Пусть заводчик представит все  колокола  согласно  с  контрак­том;  из них можно сделать выбор, и совсем непригодные для общего строя заменить новыми. Непригодными для стройной коллекции могут быть сочтены: а) те колокола, звук которых будет очень вы­сок против требуемого гармониею тона, потому что их нужно под­вергнуть значительной с внутренней стороны подточке; б) те, кото­рые будут иметь звук много ниже требуемого тона. Предлагаемая замена непригодных колоколов новыми, по моему мнению, не долж­на привести комиссию к особенно большим расходам: во-первых, потому, что перемены потребуют, без всякого сомнения, только некоторые колокола; во-вторых, потому, что переменять придется колокола меньшего веса.

Большой колокол, отлитый в 1656 пудов, издает отличный звук, и его тон будет принят за основной; второй колокол, отлитый в 970 пудов и повешенный на колокольню 14-го числа прошедшего июня, в присутствии великого князя Константина Николаевича, потребует незначительной подточки; а эти два колокола составляют почти 2/3 всего веса 4073 пуда 20 фунтов, который должен заклю­чаться во всех 13 колоколах.

Если же еще придется переменить и третий колокол (полиелей­ный) в 600 пудов, то на остальные колокола падет самый незна­чительный вес.

Высказав все это, я просил почтить меня положительным отве­том на мое предложение, относительно гармонического строя ко­локолов.

Канцелярия комиссии, от 29 сентября того же 1879 года за №858, прислала мне такое уведомление: «Заявление ваше от 26 июля сего года, о гармоническом строе колоколов для храма, было слушано присутствием комиссии 4 августа сего года. При этом комиссия по­становила заявление ваше иметь в виду. Но так как вновь отлитые колокола (четыре) еще комиссией не приняты, то канцелярия, по приеме их, вновь доложит ваше заявление комиссии и о последую­щем вас уведомит».

После этого уведомления, я, для устройства по своей идее музы­кального звона в храме Спасителя, с большею горячностью при­нялся за приготовление камертонов и приготовил их в пределах двух с половиною октав семнадцать на резонансовых ящиках, из коих самый большой камертон, имеющий в ветвях своих 7 вершков длины, совершает 222,66 простых колебаний в секунду и издает чистую верхнюю октаву самого большого колокола, совершающего 111,33 простых колебаний в секунду (близко к la0 или А1 нормаль­ного диапазона = 108,75 простых колебаний в секунду).
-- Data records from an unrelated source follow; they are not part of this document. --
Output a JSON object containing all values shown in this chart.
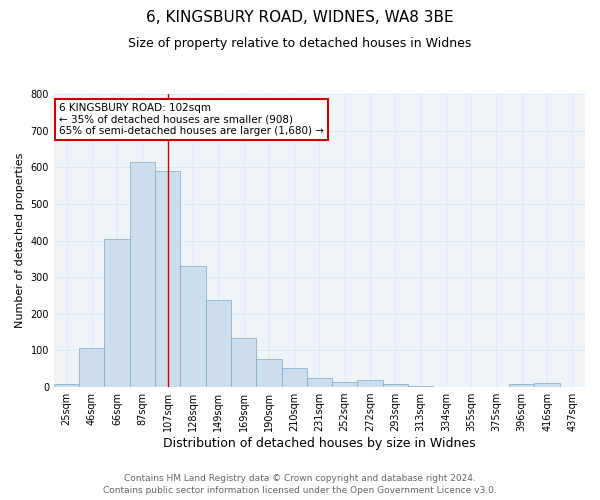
{
  "title1": "6, KINGSBURY ROAD, WIDNES, WA8 3BE",
  "title2": "Size of property relative to detached houses in Widnes",
  "xlabel": "Distribution of detached houses by size in Widnes",
  "ylabel": "Number of detached properties",
  "categories": [
    "25sqm",
    "46sqm",
    "66sqm",
    "87sqm",
    "107sqm",
    "128sqm",
    "149sqm",
    "169sqm",
    "190sqm",
    "210sqm",
    "231sqm",
    "252sqm",
    "272sqm",
    "293sqm",
    "313sqm",
    "334sqm",
    "355sqm",
    "375sqm",
    "396sqm",
    "416sqm",
    "437sqm"
  ],
  "values": [
    8,
    107,
    403,
    615,
    590,
    330,
    237,
    135,
    78,
    52,
    25,
    15,
    18,
    8,
    4,
    1,
    0,
    0,
    8,
    10,
    0
  ],
  "bar_color": "#ccdded",
  "bar_edge_color": "#7aaac8",
  "red_line_index": 4,
  "ylim": [
    0,
    800
  ],
  "yticks": [
    0,
    100,
    200,
    300,
    400,
    500,
    600,
    700,
    800
  ],
  "annotation_line1": "6 KINGSBURY ROAD: 102sqm",
  "annotation_line2": "← 35% of detached houses are smaller (908)",
  "annotation_line3": "65% of semi-detached houses are larger (1,680) →",
  "annotation_box_color": "#ffffff",
  "annotation_border_color": "#cc0000",
  "footer1": "Contains HM Land Registry data © Crown copyright and database right 2024.",
  "footer2": "Contains public sector information licensed under the Open Government Licence v3.0.",
  "grid_color": "#dde8f0",
  "bg_color": "#eef4f8",
  "title1_fontsize": 11,
  "title2_fontsize": 9,
  "xlabel_fontsize": 9,
  "ylabel_fontsize": 8,
  "tick_fontsize": 7,
  "annotation_fontsize": 7.5,
  "footer_fontsize": 6.5
}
Звуки всех этих 17 камертонов, с обозначением чисел коле­баний, могут быть в нотной системе выражены таким образом:

Во время приготовления этих камертонов, я все ожидал из кан­целярии комиссии обещанного уведомления; но прошло времени более года, и канцелярия ни о чем не уведомляла.

Утомленный ожиданием, я 4 октября 1880 года послал письмо к правителю канцелярии г. Мостовскому и просил его откровенно сказать мне, какое обо мне имеет мнение комиссия. Вследствие этого моего письма канцелярия комиссии от 4 декабря того же года за №1187 прислала мне следующий ответ:

«Присутствие комиссии, приняв во внимание: 1) что предло­жение ваше о приведении колоколов храма в гармонический строй было бы весьма желательно для комиссии, но для достижения этой цели необходимо подтачивание колоколов с внутренней их сторо­ны; 2) что у комиссии нет определенных данных, насколько умень­шится вес колоколов вследствие их подтачивания, и не будут ли утонченные стенки влиять на прочность колоколов; 3) что в заяв­лении вашем нет указаний о стоимости этой работы, быть может обременительной для комиссии, в виду других уже исполненных ею сверхсметных работ, и 4) что устройство гармонического строя ко­локолов храма может быть приведено  в  исполнение  и  по  освящении  храма, – журналом своим,  1 ноября 1880 года состоявшимся, поста­новило: предложение священника Израилева относительно приве­дения колоколов храма в гармонический строй через подтачивание с внутренней их стороны, на основании вышеизложенных сооб­ражений, в настоящее время отклонить, а при передаче храма в ду­ховное ведомство, сообщить сему последнему о предложении свя­щенника Израилева, которого я уведомил о сос-тоявшемся поста­новлении комиссии».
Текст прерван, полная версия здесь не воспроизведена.